Fico pensando no quanto a vida é muito maior, muito mais diversa do que a gente às vezes pode supor. Embora a gente não escolha certos rumos que ela toma, acaba tendo que assumir algumas escolhas como nossas para, em determinados momentos, as coisas começarem a fazer algum sentido.
Era um pouco esse o assunto da minha conversa com o João enquanto ele me levava para casa. Ainda no bar da Praça Roosevelt, fiquei sabendo que ele está no último ano da Filosofia da PUC. Eu já tive a minha traumática passagem pelo curso de Filosofia aos 18 anos e, sempre que me deparo com algum “sobrevivente”, experimento um misto de espanto e admiração, buscando entender as razões e motivações para que alguém abrace essa árida formação.
No caso do João, me chamou atenção o fato de que ele parecia ter mais ou menos a minha idade. Eu passei pela Filosofia ainda saindo da adolescência, num delírio de colegial recém-formada que achava que a vida docente se assemelhava a uma Sociedade dos Poetas Mortos, com alunos dedicados subindo sobre as mesas e dizendo, com devoção, “Oh, captain, my captain”... Naquele tempo me lembro que, dos 90 colegas que iniciaram comigo o curso naquele ano, dentre os 14 que sobraram lá pelo terceiro mês, mais da metade tinha o dobro da minha idade. E comecei a achar que a Filosofia realmente é uma segunda faculdade para se fazer quando a vida já está resolvida, os anseios básicos sobre carreira, sustento e vocação estão mais ou menos acomodados e sobra espaço para se buscar “algo mais”. De qualquer forma, hoje em dia não é algo que eu pensaria em voltar a fazer antes dos 40 anos (sem ofensa aos amantes da Filosofia, com todo respeito).
Então, quando entramos no carro de vaqueiro (o João me explica que o padrasto usa esse carro para visitar a fazenda – a Carol, vítima de uma carona entre o bar da Roosevelt e a sinuca do “Seu” Mário, já havia alertado sobre as precárias condições do veículo), antes mesmo de ele ligar o rádio ou colocar um CD, puxo o fio do novelo. João: por que Filosofia? Você pensa em dar aula?
João confessa que ainda não sabe exatamente o que vai fazer com a formação depois que terminar a faculdade. Insisto mais um pouco: mas é a sua primeira faculdade? Ele responde que não. Conta que, assim como eu, já fez alguns malabarismos universitários antes de chegar onde está.
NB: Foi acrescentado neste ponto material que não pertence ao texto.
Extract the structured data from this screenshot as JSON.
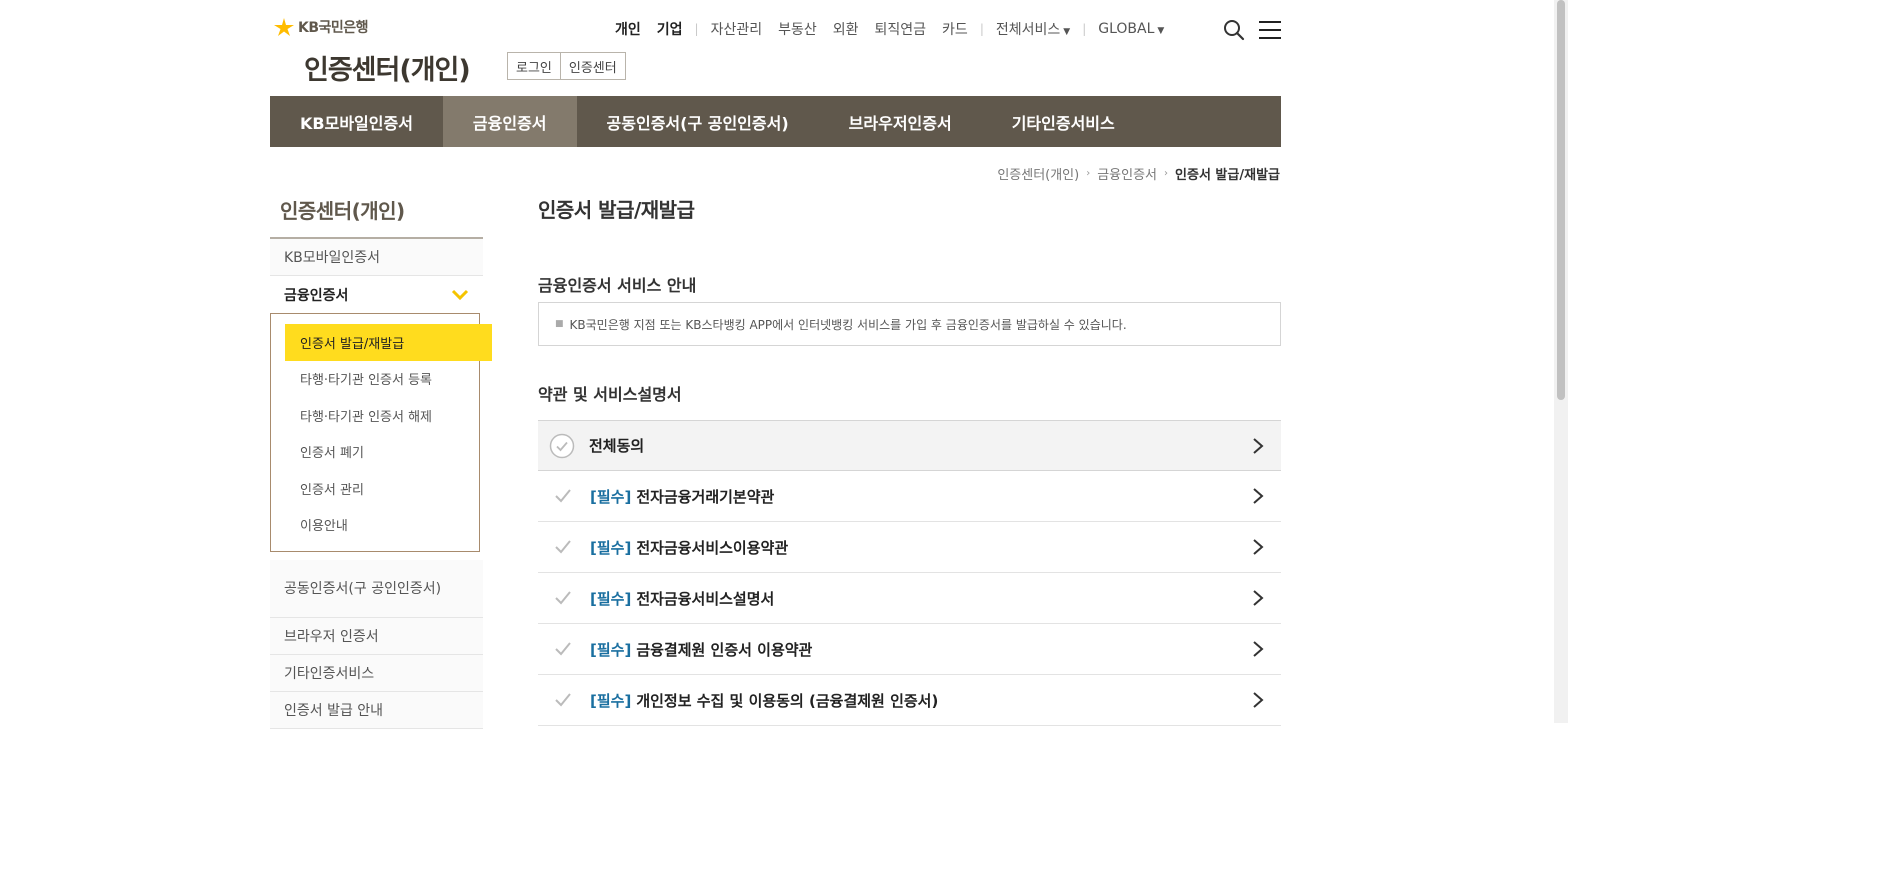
{
  "header": {
    "logo_text": "KB국민은행",
    "site_title": "인증센터(개인)",
    "buttons": [
      "로그인",
      "인증센터"
    ],
    "gnb": {
      "primary": [
        "개인",
        "기업"
      ],
      "secondary": [
        "자산관리",
        "부동산",
        "외환",
        "퇴직연금",
        "카드"
      ],
      "all_services": "전체서비스",
      "global": "GLOBAL"
    }
  },
  "mainnav": {
    "tabs": [
      "KB모바일인증서",
      "금융인증서",
      "공동인증서(구 공인인증서)",
      "브라우저인증서",
      "기타인증서비스"
    ],
    "active_index": 1
  },
  "breadcrumb": [
    "인증센터(개인)",
    "금융인증서",
    "인증서 발급/재발급"
  ],
  "lnb": {
    "title": "인증센터(개인)",
    "items": {
      "kbmobile": "KB모바일인증서",
      "financial": "금융인증서",
      "joint": "공동인증서(구 공인인증서)",
      "browser": "브라우저 인증서",
      "other": "기타인증서비스",
      "guide": "인증서 발급 안내"
    },
    "submenu": [
      "인증서 발급/재발급",
      "타행·타기관 인증서 등록",
      "타행·타기관 인증서 해제",
      "인증서 폐기",
      "인증서 관리",
      "이용안내"
    ]
  },
  "content": {
    "page_title": "인증서 발급/재발급",
    "section1_title": "금융인증서 서비스 안내",
    "notice": "KB국민은행 지점 또는 KB스타뱅킹 APP에서 인터넷뱅킹 서비스를 가입 후 금융인증서를 발급하실 수 있습니다.",
    "section2_title": "약관 및 서비스설명서",
    "agree_all": "전체동의",
    "required_tag": "[필수]",
    "terms": [
      "전자금융거래기본약관",
      "전자금융서비스이용약관",
      "전자금융서비스설명서",
      "금융결제원 인증서 이용약관",
      "개인정보 수집 및 이용동의 (금융결제원 인증서)"
    ]
  },
  "colors": {
    "nav_bg": "#60584c",
    "nav_active": "#837a6c",
    "accent_yellow": "#ffdc1e",
    "required_blue": "#1a6fa0"
  }
}
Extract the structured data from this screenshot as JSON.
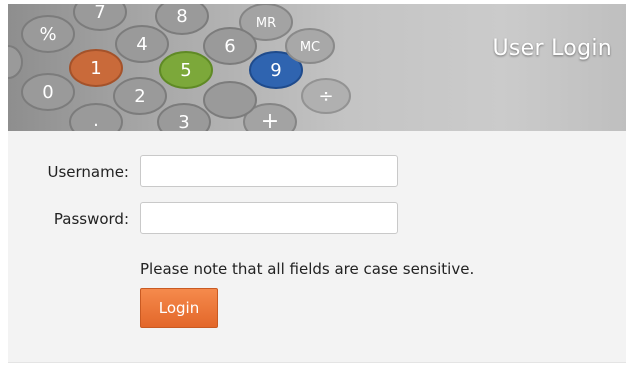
{
  "banner": {
    "title": "User Login",
    "keys": [
      "%",
      "7",
      "8",
      "MR",
      "4",
      "5",
      "6",
      "9",
      "MC",
      "0",
      "1",
      "2",
      "÷",
      "3",
      "+",
      "."
    ]
  },
  "form": {
    "username_label": "Username:",
    "username_value": "",
    "password_label": "Password:",
    "password_value": "",
    "note": "Please note that all fields are case sensitive.",
    "login_label": "Login"
  },
  "colors": {
    "login_button": "#e8702f",
    "key_orange": "#c96a3a",
    "key_green": "#7ca83a",
    "key_blue": "#2f64b0"
  }
}
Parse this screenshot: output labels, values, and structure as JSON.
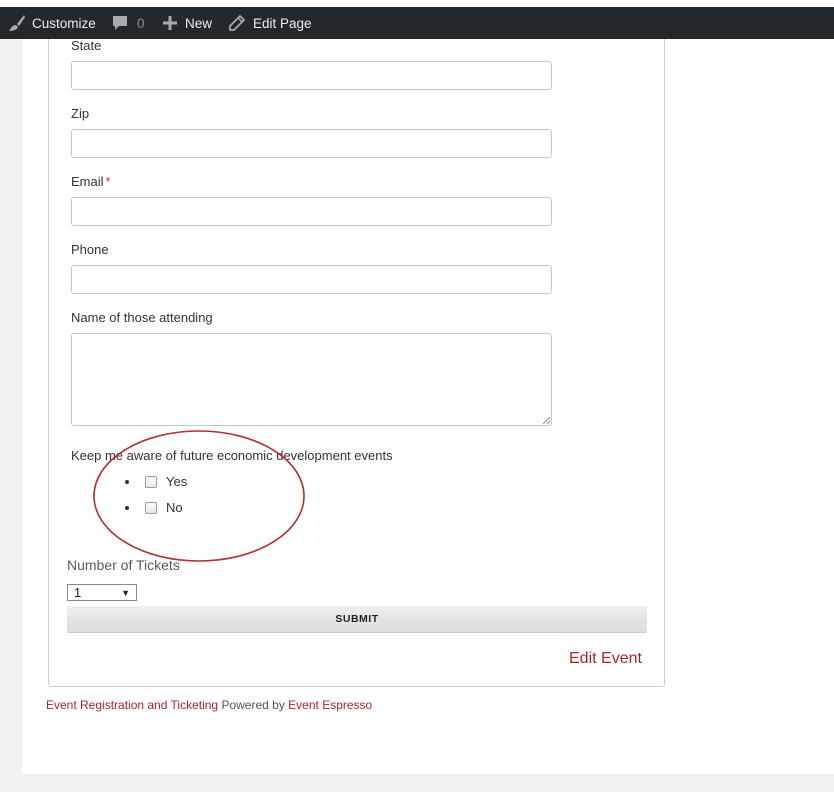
{
  "adminbar": {
    "customize": "Customize",
    "comments_count": "0",
    "new": "New",
    "edit_page": "Edit Page"
  },
  "form": {
    "state_label": "State",
    "zip_label": "Zip",
    "email_label": "Email",
    "email_required_mark": "*",
    "phone_label": "Phone",
    "attending_label": "Name of those attending",
    "keep_aware_label": "Keep me aware of future economic development events",
    "options": [
      "Yes",
      "No"
    ],
    "tickets_label": "Number of Tickets",
    "tickets_value": "1",
    "submit_label": "SUBMIT"
  },
  "edit_event": "Edit Event",
  "footer": {
    "link1": "Event Registration and Ticketing",
    "middle": "Powered by",
    "link2": "Event Espresso"
  },
  "colors": {
    "adminbar_bg": "#23282d",
    "link_red": "#b0222e",
    "required_red": "#c0392b",
    "annotation_circle": "#b03030"
  }
}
Seu primeiro curso foi de Engenharia Ambiental, em uma faculdade em outro estado do país (que a minha ausência de bússola interna me impede de recordar qual era – assim como não me lembro onde fica a fazenda do padrasto do João). Fico admirada: Engenharia Ambiental? Mas o que, exatamente, motivou essa escolha (já começo a achar a Filosofia trivial)? João me explica que não sabia exatamente o que fazer quando se formou no colegial, e acabou optando por essa faculdade porque sabia que ela lhe daria um bom retorno financeiro. Na época do vestibular a família passava por um momento difícil e ele achou que esse era um bom critério para escolher a profissão. Levou dois anos para concluir que aquela faculdade não tinha nada a ver com ele, voltar para São Paulo e decidir fazer outra coisa.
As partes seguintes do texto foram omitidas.